With our team's director and data analyst weighing in on the data collection and analysis side, we came up with a phased plan of testing and implementation. As the final listings page was the biggest pain point in user testing, already looked nothing like the funnel, and would require the most development work, we decided that testing that first (with the current header and footer) on a small subset of traffic would give us the clearest idea of impact for providing users with additional information.

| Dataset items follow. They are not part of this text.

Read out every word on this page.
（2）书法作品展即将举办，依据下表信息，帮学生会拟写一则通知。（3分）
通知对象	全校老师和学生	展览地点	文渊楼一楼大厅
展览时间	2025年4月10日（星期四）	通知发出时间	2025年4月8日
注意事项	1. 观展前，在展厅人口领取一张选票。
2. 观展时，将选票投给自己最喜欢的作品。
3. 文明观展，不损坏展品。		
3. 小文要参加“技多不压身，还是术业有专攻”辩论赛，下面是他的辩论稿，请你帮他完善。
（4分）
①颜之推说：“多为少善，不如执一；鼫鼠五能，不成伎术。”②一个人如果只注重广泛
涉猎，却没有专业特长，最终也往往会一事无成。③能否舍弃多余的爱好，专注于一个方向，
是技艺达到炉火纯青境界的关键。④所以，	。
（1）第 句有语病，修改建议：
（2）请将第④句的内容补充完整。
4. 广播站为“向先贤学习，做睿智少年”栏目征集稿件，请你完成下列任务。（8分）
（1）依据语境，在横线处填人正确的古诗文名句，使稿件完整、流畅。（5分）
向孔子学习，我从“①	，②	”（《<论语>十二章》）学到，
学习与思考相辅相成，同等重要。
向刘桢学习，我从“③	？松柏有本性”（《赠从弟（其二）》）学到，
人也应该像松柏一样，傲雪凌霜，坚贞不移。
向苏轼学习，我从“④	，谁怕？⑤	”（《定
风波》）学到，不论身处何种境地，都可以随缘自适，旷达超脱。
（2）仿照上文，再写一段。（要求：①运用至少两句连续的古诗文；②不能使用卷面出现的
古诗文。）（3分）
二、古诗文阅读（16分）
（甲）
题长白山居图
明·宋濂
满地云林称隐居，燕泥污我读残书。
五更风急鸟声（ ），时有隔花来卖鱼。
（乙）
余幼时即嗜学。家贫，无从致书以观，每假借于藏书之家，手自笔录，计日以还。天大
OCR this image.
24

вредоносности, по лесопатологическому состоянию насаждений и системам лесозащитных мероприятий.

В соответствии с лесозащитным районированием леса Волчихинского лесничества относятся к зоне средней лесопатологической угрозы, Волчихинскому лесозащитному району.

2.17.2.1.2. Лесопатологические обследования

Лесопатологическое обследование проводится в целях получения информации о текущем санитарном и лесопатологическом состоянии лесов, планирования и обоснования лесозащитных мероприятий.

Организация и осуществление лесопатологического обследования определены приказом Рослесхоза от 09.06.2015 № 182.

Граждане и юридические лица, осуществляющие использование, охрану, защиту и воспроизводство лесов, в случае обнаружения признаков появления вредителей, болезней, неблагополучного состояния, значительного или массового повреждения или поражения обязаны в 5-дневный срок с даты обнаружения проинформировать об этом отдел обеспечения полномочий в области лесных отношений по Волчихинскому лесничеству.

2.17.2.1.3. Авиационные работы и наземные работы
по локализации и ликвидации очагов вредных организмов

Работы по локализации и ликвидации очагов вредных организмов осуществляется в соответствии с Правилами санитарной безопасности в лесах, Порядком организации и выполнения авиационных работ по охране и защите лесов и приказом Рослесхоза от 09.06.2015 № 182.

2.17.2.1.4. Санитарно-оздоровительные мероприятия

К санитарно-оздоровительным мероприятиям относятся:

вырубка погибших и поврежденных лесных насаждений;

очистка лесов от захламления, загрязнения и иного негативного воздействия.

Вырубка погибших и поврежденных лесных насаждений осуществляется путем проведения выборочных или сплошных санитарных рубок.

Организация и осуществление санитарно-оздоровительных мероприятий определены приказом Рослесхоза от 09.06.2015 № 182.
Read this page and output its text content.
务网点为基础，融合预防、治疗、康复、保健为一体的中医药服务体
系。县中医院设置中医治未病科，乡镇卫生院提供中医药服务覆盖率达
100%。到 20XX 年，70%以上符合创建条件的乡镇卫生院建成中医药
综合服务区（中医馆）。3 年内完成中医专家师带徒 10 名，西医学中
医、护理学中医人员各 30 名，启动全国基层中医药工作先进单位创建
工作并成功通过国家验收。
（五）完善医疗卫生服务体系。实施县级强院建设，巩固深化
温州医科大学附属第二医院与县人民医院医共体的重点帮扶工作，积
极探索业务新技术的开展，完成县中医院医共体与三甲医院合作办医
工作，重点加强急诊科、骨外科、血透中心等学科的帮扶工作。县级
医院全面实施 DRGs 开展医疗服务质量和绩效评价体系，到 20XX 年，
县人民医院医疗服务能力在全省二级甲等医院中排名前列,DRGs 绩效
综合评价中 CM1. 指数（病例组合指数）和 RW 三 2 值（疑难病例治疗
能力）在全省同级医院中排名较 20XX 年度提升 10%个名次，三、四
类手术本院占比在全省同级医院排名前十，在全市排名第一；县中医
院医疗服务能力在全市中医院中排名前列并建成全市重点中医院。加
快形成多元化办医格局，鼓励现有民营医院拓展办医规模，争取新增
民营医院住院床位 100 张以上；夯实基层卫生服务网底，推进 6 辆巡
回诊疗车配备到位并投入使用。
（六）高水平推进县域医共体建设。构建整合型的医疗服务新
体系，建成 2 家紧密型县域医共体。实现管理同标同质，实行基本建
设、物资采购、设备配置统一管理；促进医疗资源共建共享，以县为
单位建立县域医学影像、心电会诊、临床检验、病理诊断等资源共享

While that test was running, we'd run a standard A/B test of the current HTML and styles versus the redesign. In the beginning we would only test on internal sources that used the QuoteWizard brand, then expand to external sources using the same brand. If the test experience was showing improvements in retention and conversion, we'd then start to roll out the test to the 100+ affiliate brands. Once the test period and analysis of the results were complete for the auto insurance product, we'd follow the same process for the home, renters, health, and Medsupp funnels.

REFLECTIONS

  • Testing, testing, testing: Even after managing to convince stakeholders to include usability testing with actual people in our process, I still feel there are several other areas we should have leveraged qualitative research methods. We had many assumptions based upon the data from sessions, but that just told us what people were doing and not why. Surveys and more usability tests could have given us better insights into what people expect from the product and what pieces of data they were least comfortable providing.
  • Conflicting goals: Needing to come up with solutions that solved the goals of the user, our business, the advertisers, and our affiliates was stressful to say the least. They often seemed directly at odds with each other, but that also helped uncover new ways of doing things that weren't as obvious in the beginning.
  • Dependencies all the way down: The funnel was the primary product at QuoteWizard, and redesigning it made me extremely aware of all the other products and services that rely on it. It was difficult to nail down exactly what we could and could not change, but in hindsight it was the some of the most valuable time spent on the project. I occasionally had to go back and change something that I had assumed would be isolated, and that time could have been saved if I had asked more questions beforehand or run ideas by other teams more frequently.